A new exhibition at New York’s Team Gallery, titled “ghost outfit,“ considers the work of Ralph Eugene Meatyard.

A new exhibition at New York’s Team Gallery, titled “ghost outfit,” sets the eerie and enigmatic work of Ralph Eugene Meatyard in conversation with that of Dan Flavin and Robert Janitz, as organized by director Todd von Ammon. Through sculpture, painting, and photography, the show brings together disparate artists who all “made drawings with light,” as von Ammon put it.

Little recognized in his lifetime, Ralph Eugene Meatyard became widely known during the 1970s photo boom, shortly after his death at age 46. Born in Normal, Illinois in 1925– a detail critics often point out, given the self-taught photographer’s macabre imagery– Meatyard alternately experimented with early photographic techniques of abstraction and staged scenes rife with literary allusion.

Von Ammon first discovered Meatyard’s work as a child, in an Aperture Foundation monograph published in 1974 that his family owned. As the exhibition began to materialize around Flavin and Janitz, he felt the spot for a third dominant medium should belong to Meatyard, with “light on water as a formal corollary” uniting the three artists. He saw Meatyard as, “the opposite of Flavin, who was slouching toward this metaphysical purity while Meatyard was muddying his hands.”

Photographs in the front gallery represent the abstract, more ethereal version of Meatyard, with motion blurs, swirling perspectives, and scattered light, alongside Janitz’s painterly streaked canvases.
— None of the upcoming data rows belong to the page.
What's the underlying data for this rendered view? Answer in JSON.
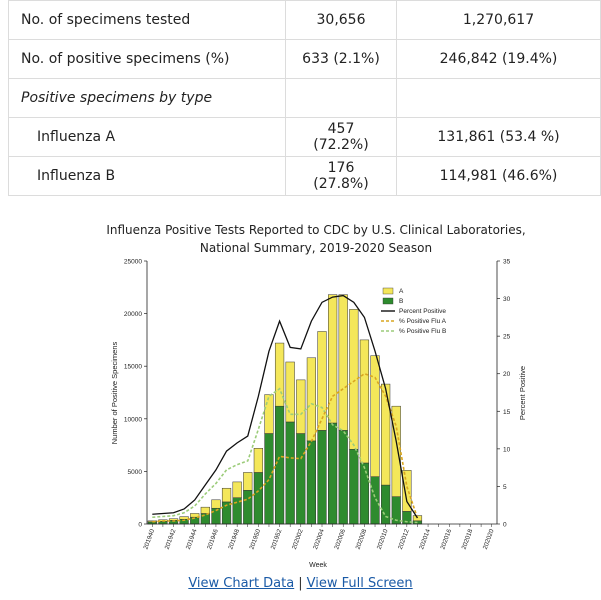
{
  "table": {
    "rows": [
      {
        "label": "No. of specimens tested",
        "v1": "30,656",
        "v2": "1,270,617"
      },
      {
        "label": "No. of positive specimens (%)",
        "v1": "633 (2.1%)",
        "v2": "246,842 (19.4%)"
      },
      {
        "label": "Positive specimens by type",
        "v1": "",
        "v2": ""
      },
      {
        "label": "Influenza A",
        "v1": "457 (72.2%)",
        "v2": "131,861 (53.4 %)"
      },
      {
        "label": "Influenza B",
        "v1": "176 (27.8%)",
        "v2": "114,981 (46.6%)"
      }
    ]
  },
  "links": {
    "chart_data": "View Chart Data",
    "separator": "|",
    "full_screen": "View Full Screen"
  },
  "chart_data": {
    "type": "bar",
    "title": "Influenza Positive Tests Reported to CDC by U.S. Clinical Laboratories,",
    "subtitle": "National Summary, 2019-2020 Season",
    "xlabel": "Week",
    "ylabel": "Number of Positive Specimens",
    "y2label": "Percent Positive",
    "ylim": [
      0,
      25000
    ],
    "y2lim": [
      0,
      35
    ],
    "yticks": [
      0,
      5000,
      10000,
      15000,
      20000,
      25000
    ],
    "y2ticks": [
      0,
      5,
      10,
      15,
      20,
      25,
      30,
      35
    ],
    "xtick_labels": [
      "201940",
      "201942",
      "201944",
      "201946",
      "201948",
      "201950",
      "201952",
      "202002",
      "202004",
      "202006",
      "202008",
      "202010",
      "202012",
      "202014",
      "202016",
      "202018",
      "202020"
    ],
    "weeks": [
      "201940",
      "201941",
      "201942",
      "201943",
      "201944",
      "201945",
      "201946",
      "201947",
      "201948",
      "201949",
      "201950",
      "201951",
      "201952",
      "202001",
      "202002",
      "202003",
      "202004",
      "202005",
      "202006",
      "202007",
      "202008",
      "202009",
      "202010",
      "202011",
      "202012",
      "202013",
      "202014",
      "202015",
      "202016",
      "202017",
      "202018",
      "202019",
      "202020"
    ],
    "colors": {
      "A": "#f4e75a",
      "B": "#2e8b2e",
      "bar_border": "#333333",
      "percent": "#111111",
      "pctA": "#d9a520",
      "pctB": "#9ccc7a"
    },
    "series": [
      {
        "name": "B",
        "type": "bar",
        "values": [
          200,
          250,
          350,
          450,
          650,
          1000,
          1500,
          2100,
          2500,
          3200,
          4900,
          8600,
          11200,
          9700,
          8600,
          7900,
          8900,
          9600,
          8900,
          7100,
          5800,
          4500,
          3700,
          2600,
          1200,
          300,
          0,
          0,
          0,
          0,
          0,
          0,
          0
        ]
      },
      {
        "name": "A",
        "type": "bar",
        "values": [
          100,
          150,
          150,
          250,
          350,
          600,
          800,
          1300,
          1500,
          1700,
          2300,
          3700,
          6000,
          5700,
          5100,
          7900,
          9400,
          12200,
          12900,
          13300,
          11700,
          11500,
          9600,
          8600,
          3900,
          500,
          0,
          0,
          0,
          0,
          0,
          0,
          0
        ]
      },
      {
        "name": "Percent Positive",
        "type": "line",
        "axis": "right",
        "values": [
          1.3,
          1.4,
          1.5,
          2.0,
          3.2,
          5.2,
          7.2,
          9.7,
          10.8,
          11.7,
          17.0,
          23.0,
          27.0,
          23.5,
          23.3,
          27.0,
          29.5,
          30.2,
          30.4,
          29.5,
          27.5,
          23.0,
          18.0,
          11.0,
          3.0,
          0.8,
          null,
          null,
          null,
          null,
          null,
          null,
          null
        ]
      },
      {
        "name": "% Positive Flu A",
        "type": "line",
        "axis": "right",
        "values": [
          0.3,
          0.4,
          0.4,
          0.5,
          0.8,
          1.2,
          1.8,
          2.5,
          2.9,
          3.3,
          4.4,
          5.9,
          9.0,
          8.8,
          8.7,
          11.0,
          14.0,
          17.0,
          18.0,
          19.0,
          20.0,
          19.5,
          17.0,
          13.0,
          5.0,
          0.8,
          null,
          null,
          null,
          null,
          null,
          null,
          null
        ]
      },
      {
        "name": "% Positive Flu B",
        "type": "line",
        "axis": "right",
        "values": [
          0.9,
          1.0,
          1.1,
          1.5,
          2.4,
          4.0,
          5.4,
          7.2,
          7.9,
          8.4,
          12.6,
          17.0,
          18.0,
          14.6,
          14.6,
          16.0,
          15.5,
          13.2,
          12.4,
          10.5,
          7.5,
          3.5,
          1.0,
          0.5,
          0.3,
          0.2,
          null,
          null,
          null,
          null,
          null,
          null,
          null
        ]
      }
    ],
    "legend": {
      "position": "top-right",
      "entries": [
        "A",
        "B",
        "Percent Positive",
        "% Positive Flu A",
        "% Positive Flu B"
      ]
    }
  }
}
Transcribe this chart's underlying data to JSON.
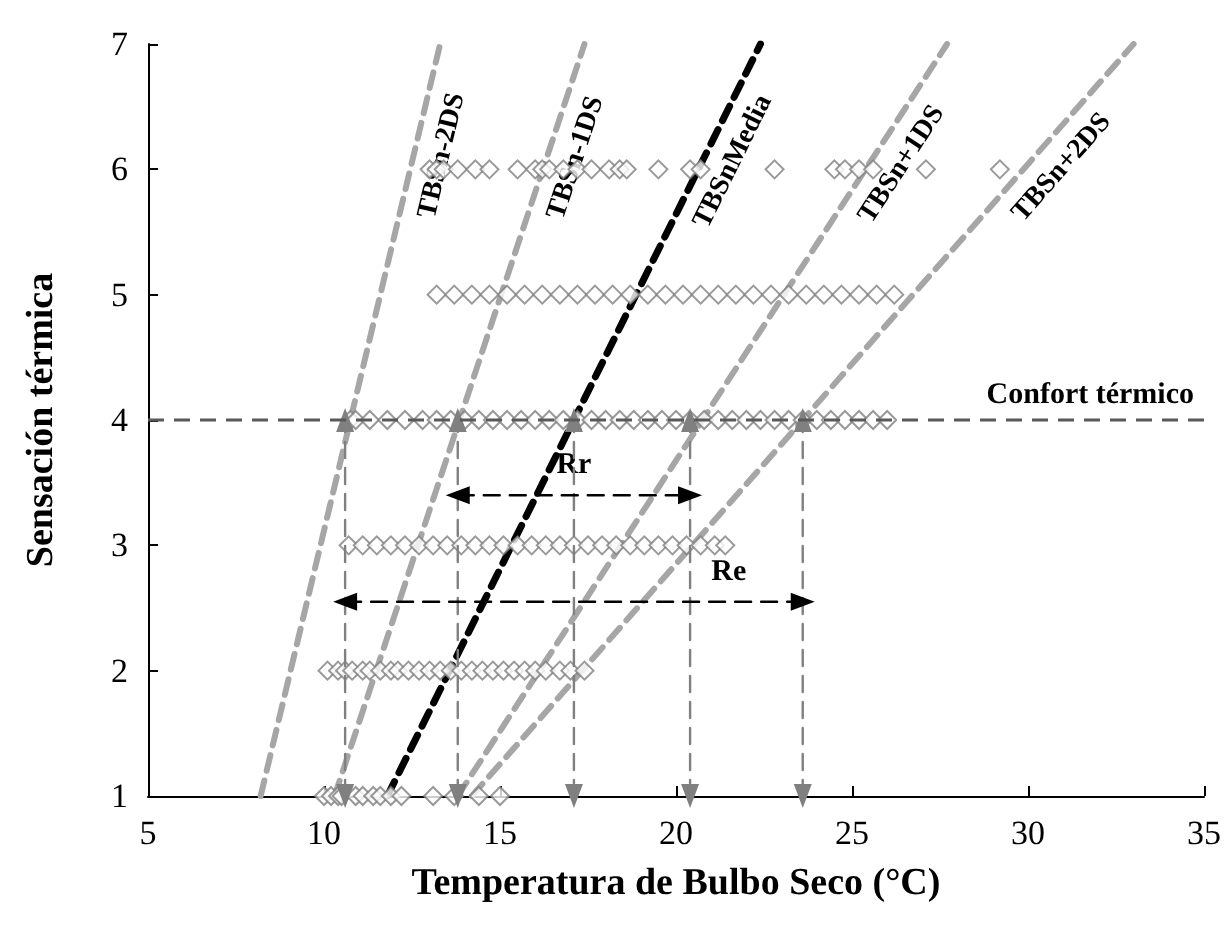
{
  "chart_data": {
    "type": "scatter",
    "xlabel": "Temperatura de Bulbo Seco (°C)",
    "ylabel": "Sensación térmica",
    "xlim": [
      5,
      35
    ],
    "xticks": [
      5,
      10,
      15,
      20,
      25,
      30,
      35
    ],
    "ylim": [
      1,
      7
    ],
    "yticks": [
      1,
      2,
      3,
      4,
      5,
      6,
      7
    ],
    "grid": false,
    "legend": false,
    "series": [
      {
        "color": "#808080",
        "marker": "diamond",
        "x": [
          10.0,
          10.2,
          10.4,
          10.5,
          10.9,
          11.1,
          11.4,
          11.6,
          11.9,
          12.2,
          13.1,
          13.7,
          14.4,
          15.0,
          10.1,
          10.4,
          10.6,
          10.8,
          11.1,
          11.3,
          11.6,
          11.9,
          12.1,
          12.4,
          12.7,
          13.0,
          13.3,
          13.6,
          13.9,
          14.2,
          14.5,
          14.8,
          15.1,
          15.4,
          15.7,
          16.0,
          16.3,
          16.7,
          17.0,
          17.4,
          10.7,
          11.1,
          11.5,
          11.9,
          12.3,
          12.7,
          13.1,
          13.5,
          13.9,
          14.3,
          14.7,
          15.1,
          15.5,
          15.9,
          16.3,
          16.7,
          17.1,
          17.5,
          17.9,
          18.3,
          18.7,
          19.1,
          19.5,
          19.9,
          20.3,
          20.7,
          21.1,
          21.4,
          10.75,
          10.9,
          11.3,
          11.8,
          12.3,
          12.8,
          13.2,
          13.6,
          14.0,
          14.4,
          14.8,
          15.2,
          15.6,
          16.0,
          16.4,
          16.8,
          17.2,
          17.6,
          18.0,
          18.4,
          18.8,
          19.2,
          19.6,
          20.0,
          20.4,
          20.8,
          21.2,
          21.6,
          22.0,
          22.4,
          22.8,
          23.2,
          23.6,
          24.0,
          24.4,
          24.8,
          25.2,
          25.6,
          26.0,
          13.2,
          13.7,
          14.2,
          14.7,
          15.2,
          15.7,
          16.2,
          16.7,
          17.2,
          17.7,
          18.2,
          18.7,
          19.2,
          19.7,
          20.2,
          20.7,
          21.2,
          21.7,
          22.2,
          22.7,
          23.2,
          23.7,
          24.2,
          24.7,
          25.2,
          25.7,
          26.2,
          13.0,
          13.2,
          13.4,
          13.8,
          14.3,
          14.7,
          15.5,
          16.0,
          16.2,
          16.4,
          16.8,
          17.2,
          17.6,
          18.1,
          18.4,
          18.6,
          19.5,
          20.4,
          20.7,
          22.8,
          24.5,
          24.8,
          25.2,
          25.6,
          27.1,
          29.2
        ],
        "values": [
          1,
          1,
          1,
          1,
          1,
          1,
          1,
          1,
          1,
          1,
          1,
          1,
          1,
          1,
          2,
          2,
          2,
          2,
          2,
          2,
          2,
          2,
          2,
          2,
          2,
          2,
          2,
          2,
          2,
          2,
          2,
          2,
          2,
          2,
          2,
          2,
          2,
          2,
          2,
          2,
          3,
          3,
          3,
          3,
          3,
          3,
          3,
          3,
          3,
          3,
          3,
          3,
          3,
          3,
          3,
          3,
          3,
          3,
          3,
          3,
          3,
          3,
          3,
          3,
          3,
          3,
          3,
          3,
          4,
          4,
          4,
          4,
          4,
          4,
          4,
          4,
          4,
          4,
          4,
          4,
          4,
          4,
          4,
          4,
          4,
          4,
          4,
          4,
          4,
          4,
          4,
          4,
          4,
          4,
          4,
          4,
          4,
          4,
          4,
          4,
          4,
          4,
          4,
          4,
          4,
          4,
          4,
          5,
          5,
          5,
          5,
          5,
          5,
          5,
          5,
          5,
          5,
          5,
          5,
          5,
          5,
          5,
          5,
          5,
          5,
          5,
          5,
          5,
          5,
          5,
          5,
          5,
          5,
          5,
          6,
          6,
          6,
          6,
          6,
          6,
          6,
          6,
          6,
          6,
          6,
          6,
          6,
          6,
          6,
          6,
          6,
          6,
          6,
          6,
          6,
          6,
          6,
          6,
          6,
          6
        ]
      },
      {
        "type": "line",
        "name": "TBSn-2DS",
        "color": "#a6a6a6",
        "line_style": "dashed",
        "marker": "none",
        "x": [
          8.2,
          13.3
        ],
        "values": [
          1,
          7
        ]
      },
      {
        "type": "line",
        "name": "TBSn-1DS",
        "color": "#a6a6a6",
        "line_style": "dashed",
        "marker": "none",
        "x": [
          10.3,
          17.4
        ],
        "values": [
          1,
          7
        ]
      },
      {
        "type": "line",
        "name": "TBSnMedia",
        "color": "#000000",
        "line_style": "dashed",
        "marker": "none",
        "x": [
          11.8,
          22.4
        ],
        "values": [
          1,
          7
        ]
      },
      {
        "type": "line",
        "name": "TBSn+1DS",
        "color": "#a6a6a6",
        "line_style": "dashed",
        "marker": "none",
        "x": [
          13.8,
          27.7
        ],
        "values": [
          1,
          7
        ]
      },
      {
        "type": "line",
        "name": "TBSn+2DS",
        "color": "#a6a6a6",
        "line_style": "dashed",
        "marker": "none",
        "x": [
          14.2,
          33.0
        ],
        "values": [
          1,
          7
        ]
      },
      {
        "type": "line",
        "color": "#808080",
        "line_style": "dashed",
        "marker": "triangle",
        "x": [
          10.6,
          10.6
        ],
        "values": [
          1,
          4
        ]
      },
      {
        "type": "line",
        "color": "#808080",
        "line_style": "dashed",
        "marker": "triangle",
        "x": [
          13.8,
          13.8
        ],
        "values": [
          1,
          4
        ]
      },
      {
        "type": "line",
        "color": "#808080",
        "line_style": "dashed",
        "marker": "triangle",
        "x": [
          17.1,
          17.1
        ],
        "values": [
          1,
          4
        ]
      },
      {
        "type": "line",
        "color": "#808080",
        "line_style": "dashed",
        "marker": "triangle",
        "x": [
          20.4,
          20.4
        ],
        "values": [
          1,
          4
        ]
      },
      {
        "type": "line",
        "color": "#808080",
        "line_style": "dashed",
        "marker": "triangle",
        "x": [
          23.6,
          23.6
        ],
        "values": [
          1,
          4
        ]
      },
      {
        "type": "line",
        "color": "#000000",
        "line_style": "dashed",
        "marker": "triangle",
        "x": [
          13.8,
          20.4
        ],
        "values": [
          3.4,
          3.4
        ]
      },
      {
        "type": "line",
        "color": "#000000",
        "line_style": "dashed",
        "marker": "triangle",
        "x": [
          10.6,
          23.6
        ],
        "values": [
          2.55,
          2.55
        ]
      }
    ],
    "ref_lines": [
      {
        "axis": "y",
        "value": 4,
        "label": "Confort térmico",
        "color": "#595959",
        "line_style": "dashed"
      }
    ],
    "annotations": [
      {
        "text": "Rr",
        "x": 17.1,
        "y": 3.4
      },
      {
        "text": "Re",
        "x": 21.5,
        "y": 2.55
      }
    ]
  }
}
In the back gallery, a darker image of the photographer emerges; the cool green neon of a Flavin glows against Meatyard’s black-and-white gelatin prints of skull masks, dolls, and a zombie hand reaching out from a grave.

“What ultimately happened is that the show grew this extra limb and became about the ghost, the mask, or obscurity in terms of light,” von Ammon adds, noting themes commonly attributed to Meatyard’s work. The photographs came directly from Madelyn Meatyard, the artist’s widow, who relayed to von Ammon that the show marks one of the few occasions Meatyard’s work has been shown in such a decontextualized setting, among the likes of artists such as Flavin.

“The show is about stripping these artists of their previous associations,” von Ammon says, “Giving it some kind of elevated strangeness. We don’t mitigate that, we want to amplify that.”

The show, which opened on October 19, runs through November 16– overlapping Halloween. To follow, von Ammon adds, “I didn’t plan on the show being so goth.”